La casa era originalmente de una sola planta, a la que se suma una más en el tejado (en el jardín también se ha construido un apartamentito, con entrada separada, y en la que vivía un médico). JRJ se levantaba a las cuatro de la mañana y se sentaba en un mecedora en el pasillo por donde debía salir el doctor, con lo que conseguía que, además de los saludos preceptivos, el poeta pudiera consultarle diariamente cuestiones de salud.
Me cuenta Urrutia que fue el rector de la Universidad Río Piedras,Jaime Benítez, quien le ayudó y protegió hasta el final. Fue también él quien viajó hasta Estocolmo para recoger el Nóbel, que se le concedió un día después de la muerte de Zenobia. En la Universidad, que llegó a ser la más prestigiosa de Hispanoamérica, JRJ fue “poeta residente” y tuvo la tarea de leer en la “sala de ciegos”, algo que hizo asiduamente. De leer para los alumnos innvidentes, le propuso a Benítez un curso de doctorado, que duró dos años, sobre el Mondernismo. Gracias a los apuntes de unas alumnas y las grabaciones de voz, Ricardo Gullón publicó “Modernismo, apuntes de una clase”, que Urrutia editaría más tarde para Visor.
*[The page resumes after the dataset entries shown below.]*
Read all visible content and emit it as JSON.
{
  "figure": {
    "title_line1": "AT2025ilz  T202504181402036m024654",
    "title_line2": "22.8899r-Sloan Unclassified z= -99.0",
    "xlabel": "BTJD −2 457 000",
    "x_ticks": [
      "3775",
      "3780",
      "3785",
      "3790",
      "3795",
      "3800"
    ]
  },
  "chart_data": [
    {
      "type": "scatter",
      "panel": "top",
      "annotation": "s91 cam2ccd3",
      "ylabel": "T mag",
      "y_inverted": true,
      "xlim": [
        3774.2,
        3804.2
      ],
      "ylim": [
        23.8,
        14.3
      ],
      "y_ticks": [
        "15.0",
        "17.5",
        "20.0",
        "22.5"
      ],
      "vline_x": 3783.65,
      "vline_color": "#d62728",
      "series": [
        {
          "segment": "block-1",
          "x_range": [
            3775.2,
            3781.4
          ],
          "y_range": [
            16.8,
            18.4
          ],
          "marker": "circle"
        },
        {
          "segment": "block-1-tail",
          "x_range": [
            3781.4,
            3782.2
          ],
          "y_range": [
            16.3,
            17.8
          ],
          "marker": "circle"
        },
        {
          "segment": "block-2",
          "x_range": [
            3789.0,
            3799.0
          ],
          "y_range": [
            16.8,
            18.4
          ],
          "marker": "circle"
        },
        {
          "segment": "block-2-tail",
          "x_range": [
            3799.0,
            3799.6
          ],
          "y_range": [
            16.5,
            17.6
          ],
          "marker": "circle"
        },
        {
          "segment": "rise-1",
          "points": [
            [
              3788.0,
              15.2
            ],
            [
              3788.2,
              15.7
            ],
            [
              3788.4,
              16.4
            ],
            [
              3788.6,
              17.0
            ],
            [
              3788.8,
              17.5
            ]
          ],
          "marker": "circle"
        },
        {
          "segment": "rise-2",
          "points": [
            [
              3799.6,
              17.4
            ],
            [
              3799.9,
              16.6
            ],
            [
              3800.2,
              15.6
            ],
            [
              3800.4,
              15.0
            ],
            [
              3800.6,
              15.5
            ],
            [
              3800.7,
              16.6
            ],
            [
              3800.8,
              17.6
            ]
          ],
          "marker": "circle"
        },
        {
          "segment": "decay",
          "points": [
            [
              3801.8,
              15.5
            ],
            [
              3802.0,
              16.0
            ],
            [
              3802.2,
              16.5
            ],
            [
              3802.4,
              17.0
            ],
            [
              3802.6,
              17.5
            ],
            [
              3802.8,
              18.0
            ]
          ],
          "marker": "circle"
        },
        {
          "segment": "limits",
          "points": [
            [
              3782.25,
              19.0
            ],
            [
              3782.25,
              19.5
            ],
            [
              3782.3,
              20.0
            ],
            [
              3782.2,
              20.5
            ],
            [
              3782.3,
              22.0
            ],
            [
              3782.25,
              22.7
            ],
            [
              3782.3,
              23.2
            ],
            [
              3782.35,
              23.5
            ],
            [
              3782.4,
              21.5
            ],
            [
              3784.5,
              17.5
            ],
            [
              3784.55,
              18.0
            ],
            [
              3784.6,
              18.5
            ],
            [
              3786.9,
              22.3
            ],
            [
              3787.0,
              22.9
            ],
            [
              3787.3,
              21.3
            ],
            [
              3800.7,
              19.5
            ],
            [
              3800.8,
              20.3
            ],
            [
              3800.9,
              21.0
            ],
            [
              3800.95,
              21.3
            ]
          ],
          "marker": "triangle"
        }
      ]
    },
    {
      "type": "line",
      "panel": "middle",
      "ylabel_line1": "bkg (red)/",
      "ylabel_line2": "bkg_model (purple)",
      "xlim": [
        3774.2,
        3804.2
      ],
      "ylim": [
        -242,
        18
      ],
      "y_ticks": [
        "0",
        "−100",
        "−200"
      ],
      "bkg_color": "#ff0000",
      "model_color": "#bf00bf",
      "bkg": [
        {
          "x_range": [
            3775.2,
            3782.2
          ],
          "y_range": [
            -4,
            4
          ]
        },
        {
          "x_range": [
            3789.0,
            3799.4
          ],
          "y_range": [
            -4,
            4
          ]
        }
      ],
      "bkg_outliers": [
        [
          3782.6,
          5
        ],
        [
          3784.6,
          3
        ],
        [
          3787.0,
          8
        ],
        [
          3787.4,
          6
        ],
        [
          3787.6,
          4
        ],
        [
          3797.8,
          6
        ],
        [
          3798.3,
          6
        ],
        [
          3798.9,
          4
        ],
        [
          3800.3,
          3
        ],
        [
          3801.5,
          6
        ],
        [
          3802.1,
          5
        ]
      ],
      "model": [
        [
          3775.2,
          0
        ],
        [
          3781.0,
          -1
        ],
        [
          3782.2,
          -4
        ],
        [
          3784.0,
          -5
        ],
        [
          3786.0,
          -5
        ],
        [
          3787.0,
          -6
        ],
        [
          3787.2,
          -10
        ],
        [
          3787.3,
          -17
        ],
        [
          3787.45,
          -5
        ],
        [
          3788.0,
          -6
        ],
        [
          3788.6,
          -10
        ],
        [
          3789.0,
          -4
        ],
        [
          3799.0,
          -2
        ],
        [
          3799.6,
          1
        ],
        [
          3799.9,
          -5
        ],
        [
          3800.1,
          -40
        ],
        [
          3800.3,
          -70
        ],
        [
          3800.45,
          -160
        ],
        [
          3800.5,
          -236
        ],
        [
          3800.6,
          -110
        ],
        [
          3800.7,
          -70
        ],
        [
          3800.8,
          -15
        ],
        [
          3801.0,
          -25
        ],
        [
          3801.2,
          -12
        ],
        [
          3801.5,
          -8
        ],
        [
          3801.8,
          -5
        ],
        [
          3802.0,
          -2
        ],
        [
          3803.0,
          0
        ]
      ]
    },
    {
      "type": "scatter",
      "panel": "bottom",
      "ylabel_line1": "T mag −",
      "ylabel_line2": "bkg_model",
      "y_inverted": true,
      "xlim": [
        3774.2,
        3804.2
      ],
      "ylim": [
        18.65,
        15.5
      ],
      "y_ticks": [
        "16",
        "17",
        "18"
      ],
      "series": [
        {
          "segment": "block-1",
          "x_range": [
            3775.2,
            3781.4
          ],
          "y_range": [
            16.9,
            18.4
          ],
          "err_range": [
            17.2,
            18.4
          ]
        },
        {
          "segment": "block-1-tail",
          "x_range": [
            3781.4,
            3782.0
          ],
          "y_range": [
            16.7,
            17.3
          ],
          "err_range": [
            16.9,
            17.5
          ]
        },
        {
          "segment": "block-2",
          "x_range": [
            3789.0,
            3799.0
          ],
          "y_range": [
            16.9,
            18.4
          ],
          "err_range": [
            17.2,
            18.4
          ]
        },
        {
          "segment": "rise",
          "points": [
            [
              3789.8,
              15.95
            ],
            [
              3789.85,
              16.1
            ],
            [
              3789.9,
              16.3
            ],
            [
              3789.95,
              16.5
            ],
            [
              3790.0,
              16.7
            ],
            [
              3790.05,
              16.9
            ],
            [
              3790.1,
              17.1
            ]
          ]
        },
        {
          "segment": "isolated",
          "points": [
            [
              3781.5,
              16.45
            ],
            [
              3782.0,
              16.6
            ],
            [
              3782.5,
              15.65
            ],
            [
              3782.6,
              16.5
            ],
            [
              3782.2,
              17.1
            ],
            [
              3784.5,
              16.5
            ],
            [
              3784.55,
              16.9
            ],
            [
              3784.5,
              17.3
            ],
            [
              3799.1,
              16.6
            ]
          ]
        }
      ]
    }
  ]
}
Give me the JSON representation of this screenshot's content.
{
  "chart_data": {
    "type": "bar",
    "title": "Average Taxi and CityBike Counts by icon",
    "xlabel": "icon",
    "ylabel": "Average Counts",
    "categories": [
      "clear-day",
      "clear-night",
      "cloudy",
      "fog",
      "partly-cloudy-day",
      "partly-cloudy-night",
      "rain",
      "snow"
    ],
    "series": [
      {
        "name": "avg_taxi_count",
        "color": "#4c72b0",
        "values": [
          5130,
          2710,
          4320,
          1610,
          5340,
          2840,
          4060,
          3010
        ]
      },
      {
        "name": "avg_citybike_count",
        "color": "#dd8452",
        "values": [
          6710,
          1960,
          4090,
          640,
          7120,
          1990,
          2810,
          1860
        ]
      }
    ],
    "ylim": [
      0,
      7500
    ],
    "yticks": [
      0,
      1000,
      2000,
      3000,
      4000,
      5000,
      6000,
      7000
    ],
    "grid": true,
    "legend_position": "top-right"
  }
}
Pero como suele pasar, el verdadero mal de JRJ era él mismo y sus depresiones. Todo empezó con la muerte de su padre cuando lo ingresan en la clínica del doctor Lalanne en Le Bouscat, cerca de Burdeos, donde su familia hacía negocios a raíz de que la filoxera acabase con las cepas francesas y la uva más parecida fuese la de Huelva, que la familia Jinénez (o Giménez) cultivaba.
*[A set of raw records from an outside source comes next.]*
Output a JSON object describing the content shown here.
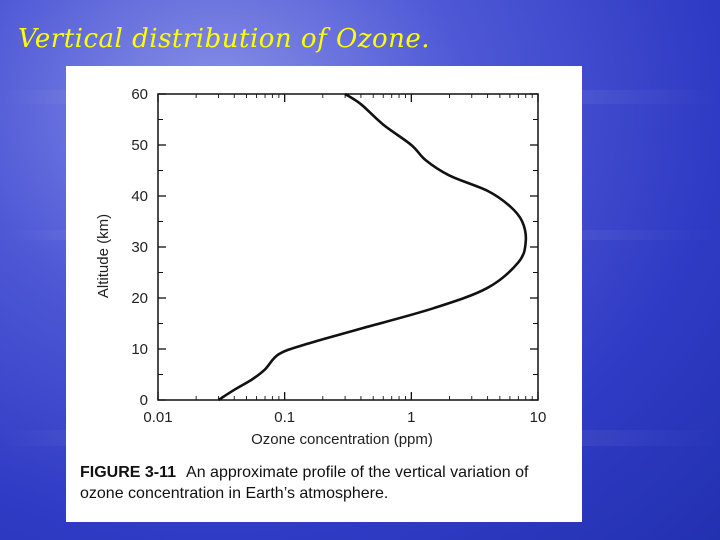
{
  "slide": {
    "title": "Vertical distribution of Ozone."
  },
  "figure": {
    "caption_label": "FIGURE 3-11",
    "caption_text": "An approximate profile of the vertical variation of ozone concentration in Earth’s atmosphere."
  },
  "colors": {
    "title": "#ffff00",
    "background": "#3340c8",
    "panel": "#ffffff",
    "line": "#111111"
  },
  "chart_data": {
    "type": "line",
    "title": "",
    "xlabel": "Ozone concentration (ppm)",
    "ylabel": "Altitude (km)",
    "xscale": "log",
    "xlim": [
      0.01,
      10
    ],
    "ylim": [
      0,
      60
    ],
    "xticks": [
      {
        "value": 0.01,
        "label": "0.01"
      },
      {
        "value": 0.1,
        "label": "0.1"
      },
      {
        "value": 1,
        "label": "1"
      },
      {
        "value": 10,
        "label": "10"
      }
    ],
    "yticks": [
      {
        "value": 0,
        "label": "0"
      },
      {
        "value": 10,
        "label": "10"
      },
      {
        "value": 20,
        "label": "20"
      },
      {
        "value": 30,
        "label": "30"
      },
      {
        "value": 40,
        "label": "40"
      },
      {
        "value": 50,
        "label": "50"
      },
      {
        "value": 60,
        "label": "60"
      }
    ],
    "grid": false,
    "series": [
      {
        "name": "",
        "x": [
          0.03,
          0.04,
          0.055,
          0.07,
          0.09,
          0.15,
          0.4,
          1.5,
          4,
          7,
          8,
          7.5,
          6,
          4,
          2,
          1.3,
          1,
          0.6,
          0.4,
          0.3
        ],
        "y": [
          0,
          2,
          4,
          6,
          9,
          11,
          14,
          18,
          22,
          27,
          31,
          35,
          38,
          41,
          44,
          47,
          50,
          54,
          58,
          60
        ]
      }
    ]
  }
}
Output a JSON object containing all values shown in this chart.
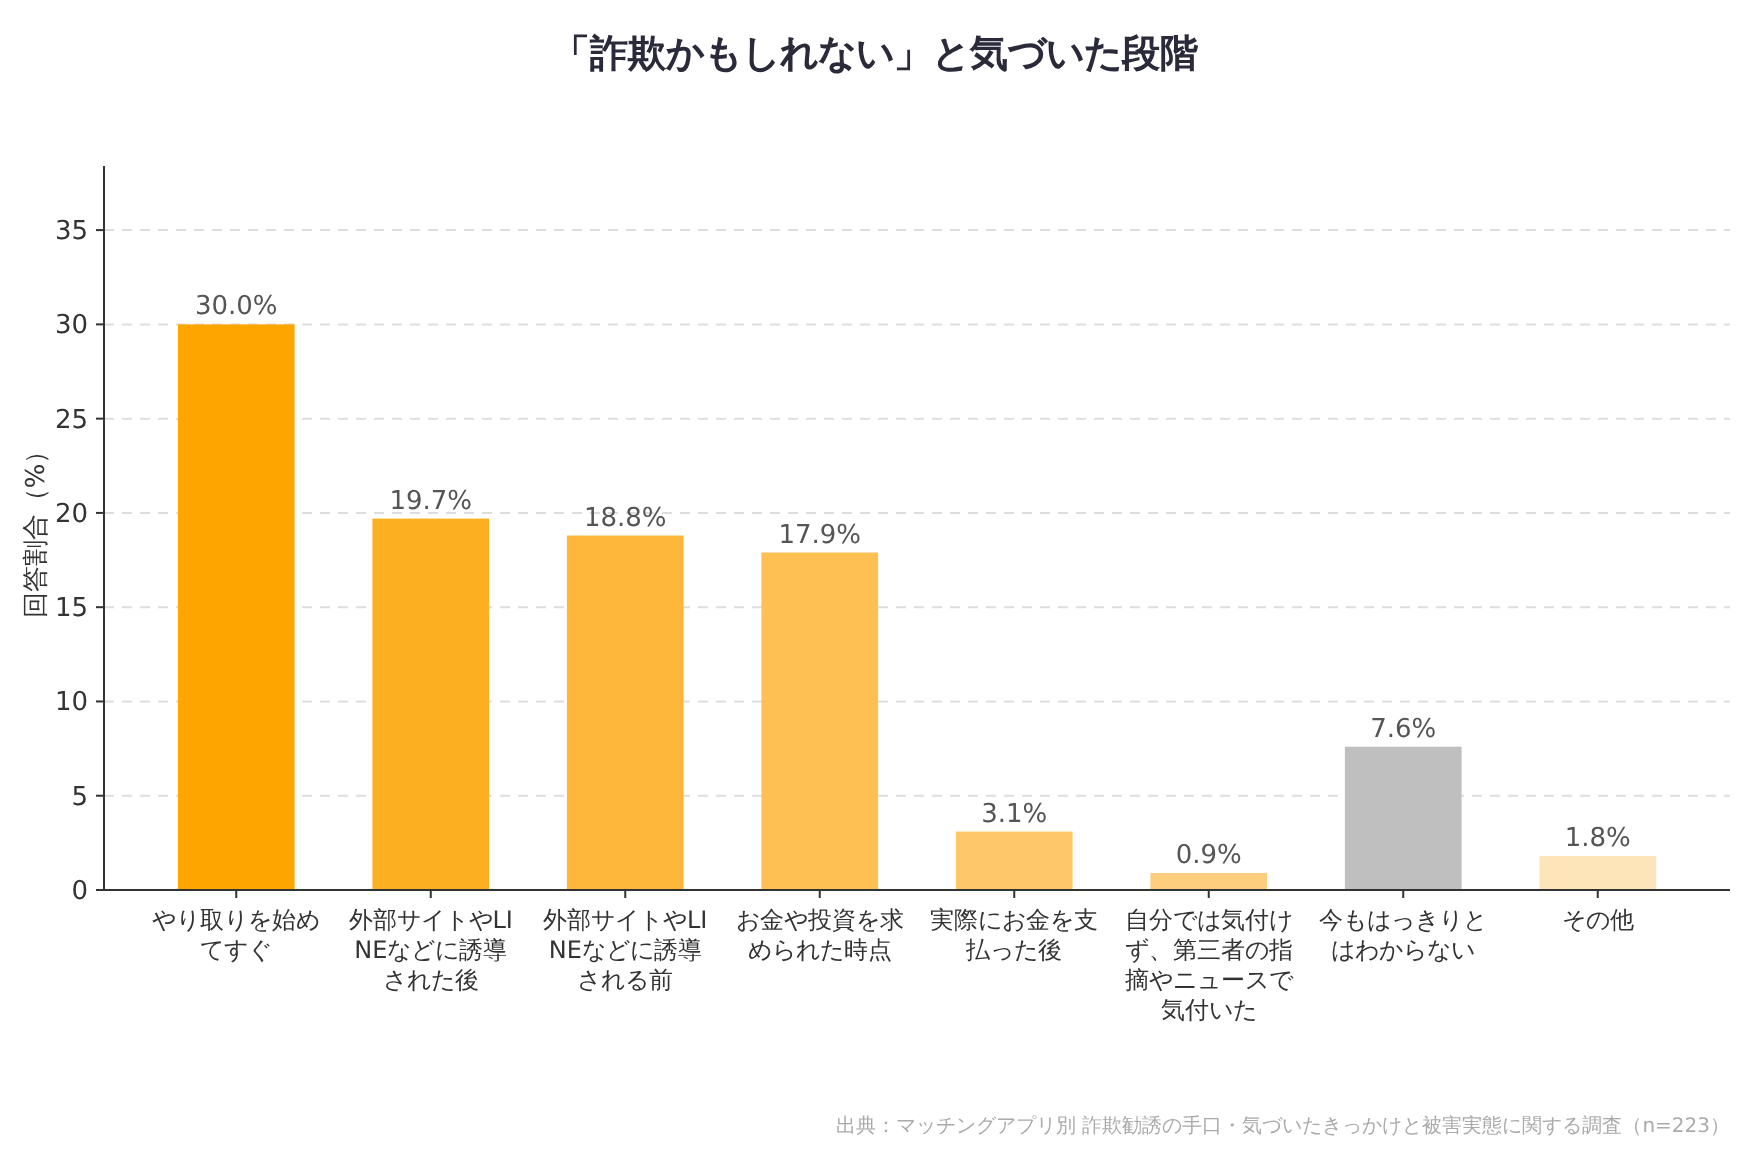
{
  "chart_data": {
    "type": "bar",
    "title": "「詐欺かもしれない」と気づいた段階",
    "ylabel": "回答割合（%）",
    "categories": [
      "やり取りを始めてすぐ",
      "外部サイトやLINEなどに誘導された後",
      "外部サイトやLINEなどに誘導される前",
      "お金や投資を求められた時点",
      "実際にお金を支払った後",
      "自分では気付けず、第三者の指摘やニュースで気付いた",
      "今もはっきりとはわからない",
      "その他"
    ],
    "values": [
      30.0,
      19.7,
      18.8,
      17.9,
      3.1,
      0.9,
      7.6,
      1.8
    ],
    "value_labels": [
      "30.0%",
      "19.7%",
      "18.8%",
      "17.9%",
      "3.1%",
      "0.9%",
      "7.6%",
      "1.8%"
    ],
    "colors": [
      "#ffa500",
      "#fdaf22",
      "#feb73a",
      "#fec052",
      "#fec86a",
      "#fece7e",
      "#bfbfbf",
      "#fee4b9"
    ],
    "ylim": [
      0,
      38.4
    ],
    "yticks": [
      0,
      5,
      10,
      15,
      20,
      25,
      30,
      35
    ],
    "grid": "y",
    "annotations": [
      "出典：マッチングアプリ別 詐欺勧誘の手口・気づいたきっかけと被害実態に関する調査（n=223）"
    ]
  }
}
Obsesinado con el silencio,la casa de Floral Parck era casi un convento, y lo sigue siendo. En una de sus casas de Madrid, junto al Sanatorio del Rosario (el lugar no fue elegido por casualidad), cubrió JRJ las paredes de corcho para aislarse. En esa clínica llegó a tener una habitación para que le atendiese el doctor Simarro, un krausista que estudió con Freud y precursor del psicoanálisis en España (Urrutia duda que llegara a tumbar a JRJ en el diván).
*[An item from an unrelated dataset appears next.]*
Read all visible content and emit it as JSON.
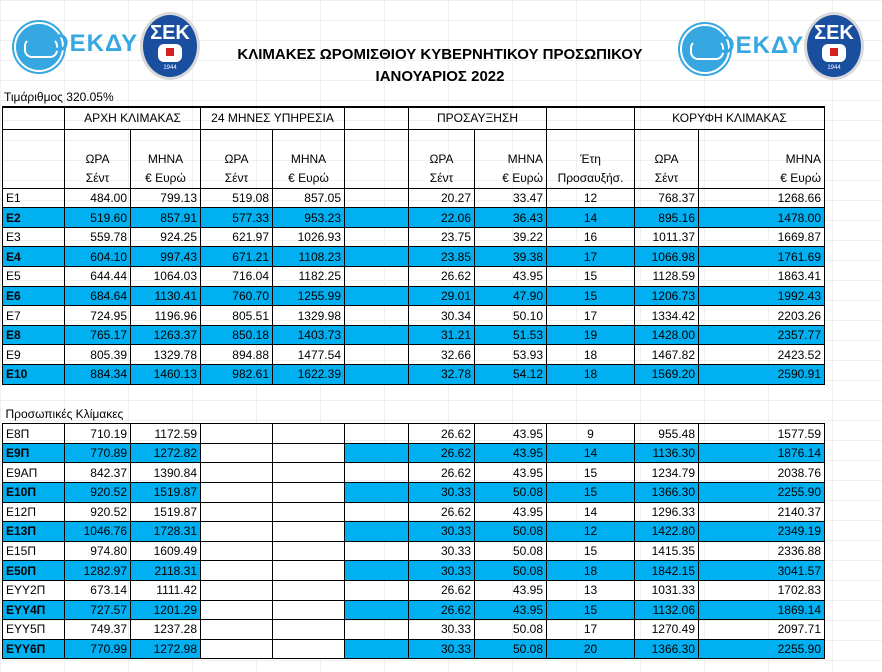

Habría que ver a Juan Ramón Jiménez por las calles cuadriculadas y arborescentes de Floral Parck huyendo de la casa de su amigo de Federico de Onís, que vivía en mismo barrio, pero que se suicidó pegándose en tiro. Desde entonces, el poeta evitaba pasar por la puerta de su casa. Tenía vida social, leyó mucho, enamoraba a las mujeres (lloraban ellas en sus conferencias), pero se queja de que Puerto Rico es demasiado pequeño para poder tener sus aventuras amorosas. Pero ahí seguía Zenobia para leerle el periódico (no sabía inglés) y ayudarle a elegir el traje y el color de la corbata. Cuando ella enferma de cáncer, es ingresada a Estados Unidos y él vuelve la depresión. Sólo, en casa de la calle Padre Berríos, la vida se consumía poco a poco.